Suicide is considered a public health problem that affects families worldwide. Family functioning is the capability of the family system to fulfill needs during the stages of its development. In this study, we focused on evaluating family cohesion and adaptability in a group of adolescents who had attempted suicide and were hospitalized at a hospital for mental health disorders, compared to a control group. Methods: based on Olson’s circumplex model, we used the FACES III scale to gain insights into the family functioning of both suicidal and control groups.

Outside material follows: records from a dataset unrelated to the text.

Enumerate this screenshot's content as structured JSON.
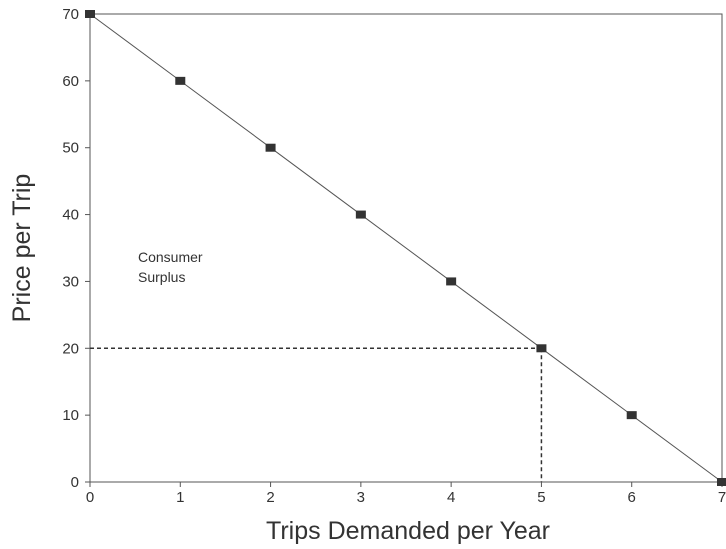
{
  "chart_data": {
    "type": "line",
    "xlabel": "Trips Demanded per Year",
    "ylabel": "Price per Trip",
    "xlim": [
      0,
      7
    ],
    "ylim": [
      0,
      70
    ],
    "x_ticks": [
      "0",
      "1",
      "2",
      "3",
      "4",
      "5",
      "6",
      "7"
    ],
    "y_ticks": [
      "0",
      "10",
      "20",
      "30",
      "40",
      "50",
      "60",
      "70"
    ],
    "series": [
      {
        "x": [
          0,
          1,
          2,
          3,
          4,
          5,
          6,
          7
        ],
        "y": [
          70,
          60,
          50,
          40,
          30,
          20,
          10,
          0
        ]
      }
    ],
    "reference_point": {
      "x": 5,
      "y": 20
    },
    "annotation": {
      "line1": "Consumer",
      "line2": "Surplus"
    },
    "grid": false,
    "colors": {
      "line": "#555555",
      "marker": "#333333",
      "dashed": "#333333"
    }
  }
}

Results: The case group presented lower scores in cohesion and adaptability compared to the control group, with moderate effect-size for cohesion (Cohen’s d/r test = 1.217/0.52) and low effect-size for adaptability (Cohen’s d/r test = 0.746/0.35) (p < 0.001 for both variables), and also presented predominantly disengaged families (72.5% in the case group vs. 27.5% in the control group) and structured families (45% in the case group vs. 23.8% in the control group). The type of family described by the adolescents with a history of suicide attempts may explain the presence of low self-esteem and little emotional support usually present in this type of patient.